28/5/18

Una brecha en el ojo.

Cuando éramos pequeñas la proximidad de días como el del padre o de la madre despertaban en nosotras un especial nerviosismo que se solía traducir en más horas dedicadas a la plástica y menos a las matemáticas y el lenguaje. Entonces no importaban tanto la perspectiva o la combinación de colores, la plástica era sencillamente un juego y jugar gusta a cualquier edad.

En cada curso la profesora de turno aplicaba su particular filia estética que solía plasmarse en un dibujo o una manualidad a base de macarrones e hilos a la que se le agregaba un texto sencillo (te quiero, mamá; te quiero, papá) de caligrafía muy similar a la de los Cuadernillos Rubio. Todos los obsequios de todas las niñas eran parecidos.
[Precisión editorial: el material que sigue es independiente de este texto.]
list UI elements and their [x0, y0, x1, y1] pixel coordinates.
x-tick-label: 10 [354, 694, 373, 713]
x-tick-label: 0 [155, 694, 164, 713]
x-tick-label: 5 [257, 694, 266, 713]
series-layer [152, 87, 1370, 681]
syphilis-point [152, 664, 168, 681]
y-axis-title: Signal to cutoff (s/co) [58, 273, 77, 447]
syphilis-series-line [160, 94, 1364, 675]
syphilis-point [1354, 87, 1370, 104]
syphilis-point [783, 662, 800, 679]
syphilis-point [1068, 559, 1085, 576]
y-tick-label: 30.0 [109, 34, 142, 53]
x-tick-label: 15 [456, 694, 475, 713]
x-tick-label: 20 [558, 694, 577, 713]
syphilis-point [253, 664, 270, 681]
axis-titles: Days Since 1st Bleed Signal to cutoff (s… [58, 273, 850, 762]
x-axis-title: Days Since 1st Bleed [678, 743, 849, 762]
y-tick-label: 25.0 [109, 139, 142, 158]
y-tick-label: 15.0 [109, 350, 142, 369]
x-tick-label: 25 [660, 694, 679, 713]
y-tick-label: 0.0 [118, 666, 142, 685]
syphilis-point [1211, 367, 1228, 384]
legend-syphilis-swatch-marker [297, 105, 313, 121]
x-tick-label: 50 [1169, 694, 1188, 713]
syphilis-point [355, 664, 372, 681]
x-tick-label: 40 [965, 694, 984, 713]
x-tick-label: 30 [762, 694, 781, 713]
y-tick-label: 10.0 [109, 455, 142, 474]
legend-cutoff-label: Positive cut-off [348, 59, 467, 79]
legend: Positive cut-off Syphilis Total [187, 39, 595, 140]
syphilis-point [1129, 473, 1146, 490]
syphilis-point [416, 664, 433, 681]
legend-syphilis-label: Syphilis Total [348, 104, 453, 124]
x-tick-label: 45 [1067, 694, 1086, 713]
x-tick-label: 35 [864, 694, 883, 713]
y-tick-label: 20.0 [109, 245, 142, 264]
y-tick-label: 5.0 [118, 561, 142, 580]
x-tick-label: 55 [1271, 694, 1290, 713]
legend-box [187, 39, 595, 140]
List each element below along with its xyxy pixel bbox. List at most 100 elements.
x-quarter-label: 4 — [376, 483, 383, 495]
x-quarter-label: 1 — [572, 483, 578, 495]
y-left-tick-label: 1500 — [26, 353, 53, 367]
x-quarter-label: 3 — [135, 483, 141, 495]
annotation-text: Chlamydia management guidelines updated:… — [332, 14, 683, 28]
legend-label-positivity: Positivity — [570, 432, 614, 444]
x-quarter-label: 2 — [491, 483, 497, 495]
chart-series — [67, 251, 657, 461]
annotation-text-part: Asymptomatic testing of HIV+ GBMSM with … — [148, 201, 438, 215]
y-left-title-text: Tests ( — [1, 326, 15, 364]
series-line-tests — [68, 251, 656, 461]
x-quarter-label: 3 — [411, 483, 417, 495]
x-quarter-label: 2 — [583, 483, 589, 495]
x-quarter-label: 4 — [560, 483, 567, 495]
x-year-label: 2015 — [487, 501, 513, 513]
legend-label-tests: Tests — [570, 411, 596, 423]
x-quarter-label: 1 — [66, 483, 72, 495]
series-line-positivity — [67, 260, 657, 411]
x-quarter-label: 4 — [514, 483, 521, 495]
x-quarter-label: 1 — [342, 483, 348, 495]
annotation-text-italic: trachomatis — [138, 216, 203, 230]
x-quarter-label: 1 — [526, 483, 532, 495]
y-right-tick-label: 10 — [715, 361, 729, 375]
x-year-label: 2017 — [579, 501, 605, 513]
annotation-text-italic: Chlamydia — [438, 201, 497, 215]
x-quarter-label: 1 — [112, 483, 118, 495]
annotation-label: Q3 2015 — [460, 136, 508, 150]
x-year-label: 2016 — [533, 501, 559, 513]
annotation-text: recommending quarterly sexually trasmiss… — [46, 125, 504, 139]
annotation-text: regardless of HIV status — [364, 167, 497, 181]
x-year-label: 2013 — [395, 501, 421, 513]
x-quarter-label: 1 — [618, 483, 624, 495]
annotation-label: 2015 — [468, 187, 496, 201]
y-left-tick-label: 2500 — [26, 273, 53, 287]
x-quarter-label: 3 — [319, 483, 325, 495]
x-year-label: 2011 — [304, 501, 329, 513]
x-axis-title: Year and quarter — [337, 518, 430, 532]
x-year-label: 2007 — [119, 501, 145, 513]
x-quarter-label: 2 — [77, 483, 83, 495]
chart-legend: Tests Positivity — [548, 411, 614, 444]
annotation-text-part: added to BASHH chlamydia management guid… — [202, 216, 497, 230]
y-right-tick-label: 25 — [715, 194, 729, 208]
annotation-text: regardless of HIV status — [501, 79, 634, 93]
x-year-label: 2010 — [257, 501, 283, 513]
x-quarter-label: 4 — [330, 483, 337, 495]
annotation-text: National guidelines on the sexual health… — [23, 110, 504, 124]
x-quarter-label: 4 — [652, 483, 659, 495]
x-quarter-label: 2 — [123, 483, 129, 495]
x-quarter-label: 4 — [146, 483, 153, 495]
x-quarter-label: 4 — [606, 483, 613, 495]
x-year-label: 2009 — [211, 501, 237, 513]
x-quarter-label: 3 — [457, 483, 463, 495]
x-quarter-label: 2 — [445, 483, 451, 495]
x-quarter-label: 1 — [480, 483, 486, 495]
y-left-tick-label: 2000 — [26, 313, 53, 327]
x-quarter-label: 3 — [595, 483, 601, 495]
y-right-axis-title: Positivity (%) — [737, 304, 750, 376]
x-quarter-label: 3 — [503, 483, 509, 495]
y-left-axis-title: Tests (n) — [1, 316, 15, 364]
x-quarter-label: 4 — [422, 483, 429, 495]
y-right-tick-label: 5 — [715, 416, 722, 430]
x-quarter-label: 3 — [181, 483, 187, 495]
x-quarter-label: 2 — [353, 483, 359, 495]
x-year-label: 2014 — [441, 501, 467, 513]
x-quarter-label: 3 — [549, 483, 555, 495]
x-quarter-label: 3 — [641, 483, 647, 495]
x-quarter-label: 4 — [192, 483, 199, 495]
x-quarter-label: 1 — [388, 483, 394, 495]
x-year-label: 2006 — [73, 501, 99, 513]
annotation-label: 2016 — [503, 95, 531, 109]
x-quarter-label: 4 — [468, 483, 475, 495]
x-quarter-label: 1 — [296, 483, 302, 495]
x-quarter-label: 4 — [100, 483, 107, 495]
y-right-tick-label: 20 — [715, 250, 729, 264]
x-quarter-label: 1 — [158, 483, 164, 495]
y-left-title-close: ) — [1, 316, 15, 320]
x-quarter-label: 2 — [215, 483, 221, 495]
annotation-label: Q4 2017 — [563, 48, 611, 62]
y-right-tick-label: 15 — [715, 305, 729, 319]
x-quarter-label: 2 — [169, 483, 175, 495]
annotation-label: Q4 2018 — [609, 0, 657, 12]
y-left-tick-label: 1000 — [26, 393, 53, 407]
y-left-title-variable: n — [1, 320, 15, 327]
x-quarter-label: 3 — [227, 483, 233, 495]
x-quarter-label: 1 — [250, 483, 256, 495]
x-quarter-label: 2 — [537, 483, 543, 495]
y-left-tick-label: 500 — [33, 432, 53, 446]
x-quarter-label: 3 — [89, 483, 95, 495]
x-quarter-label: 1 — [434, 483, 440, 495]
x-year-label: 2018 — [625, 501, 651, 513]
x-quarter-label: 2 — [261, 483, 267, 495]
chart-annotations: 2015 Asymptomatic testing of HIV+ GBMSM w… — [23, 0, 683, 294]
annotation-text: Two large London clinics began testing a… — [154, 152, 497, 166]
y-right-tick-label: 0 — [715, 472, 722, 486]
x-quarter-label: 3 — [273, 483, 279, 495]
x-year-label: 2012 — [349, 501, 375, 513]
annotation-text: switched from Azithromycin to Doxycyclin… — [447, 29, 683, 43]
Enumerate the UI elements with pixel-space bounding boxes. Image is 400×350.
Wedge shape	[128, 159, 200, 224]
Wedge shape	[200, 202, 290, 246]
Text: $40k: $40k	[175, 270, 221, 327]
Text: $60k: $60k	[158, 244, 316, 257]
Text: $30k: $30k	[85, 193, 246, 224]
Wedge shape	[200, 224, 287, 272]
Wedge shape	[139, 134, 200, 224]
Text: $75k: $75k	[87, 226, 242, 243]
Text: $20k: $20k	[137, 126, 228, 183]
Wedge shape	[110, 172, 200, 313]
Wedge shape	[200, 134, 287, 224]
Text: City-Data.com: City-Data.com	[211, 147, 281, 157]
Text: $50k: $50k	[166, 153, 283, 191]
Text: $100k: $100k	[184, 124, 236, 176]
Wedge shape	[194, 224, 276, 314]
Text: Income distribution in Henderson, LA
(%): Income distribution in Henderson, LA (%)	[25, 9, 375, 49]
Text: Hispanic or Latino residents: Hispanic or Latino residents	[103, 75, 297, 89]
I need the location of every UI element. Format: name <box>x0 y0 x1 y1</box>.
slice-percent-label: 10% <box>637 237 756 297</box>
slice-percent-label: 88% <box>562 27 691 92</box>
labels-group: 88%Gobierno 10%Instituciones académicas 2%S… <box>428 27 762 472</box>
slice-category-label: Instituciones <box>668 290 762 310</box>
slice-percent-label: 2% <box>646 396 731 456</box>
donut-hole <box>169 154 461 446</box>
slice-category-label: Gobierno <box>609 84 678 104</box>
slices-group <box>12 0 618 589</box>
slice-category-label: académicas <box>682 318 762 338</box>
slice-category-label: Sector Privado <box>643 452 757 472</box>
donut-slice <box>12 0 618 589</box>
Un año mi profe nos puso a copiar un dibujo de María Pascual que, pese a todo, no recuerdo con claridad. A mí se me daban bien los lápices y no me hubiera costado demasiado imitar el estilo de la ilustradora, pero preferí pegar la fotocopia en el cristal de la ventana y encaramarme a la silla de madera para calcarlo a la perfección.

No era la única niña que lo estaba haciendo, pero sí la única que en ese lejano viernes de abril se resbaló con tan mala suerte que el ojo izquierdo fue a frenar con una punta oxidada que salía desde la silla de Conchi, mi socia de ventana. Cuando me caí no me asusté, ya estaba acostumbrada al tropiezo, pero al ver las caras de entre asco y asombro de mis compañeras, al tocarme el ojo y ver sangre cayendo a borbotones desde mi sien, sí.

Podría decir, aunque ustedes ya lo saben, que vivíamos en un mundo sin móviles. Lo que tal vez desconozcan es que vivíamos en un mundo (o en un pueblo por aquellos entonces) sin urgencias médicas. Mis padres estaban trabajando (por ende ilocalizables) y se hizo cargo del roto mi ex-abuela que, coincidencias de la vida, había sido enfermera en la Guerra Civil y sabía un montón recomponer pieles y pinchar inyecciones.

Por lo pronto me taponó la herida mientras encontrábamos a los estudiantes de medicina que vivían en el mismo edificio que mi profe y a los farmacéuticos de guardia para que nos vendieran hilo, agujas, la vacuna del tétanos y algo de anestesia local.

Lo de la anestesia fue misión imposible y me enfrenté a siete puntos de sutura en el párpado a palo seco. Todavía, cuando lo pienso, recuerdo la sensación. No podía apretar el ojo porque precisamente era lo que me estaban cosiendo y, coqueta hasta la muerte, no quería tener arrugas antes de tiempo, así que me dediqué a destrozar la mano de mi ex-abuela.

Fue una experiencia bastante desagradable, pero ¿saben? Lo recuerdo como algo maravilloso porque por primera vez en mi corta existencia volví a clase como una especie de heroína y todas las niñas nos miraron a mi cosido y a mí con absoluta veneración.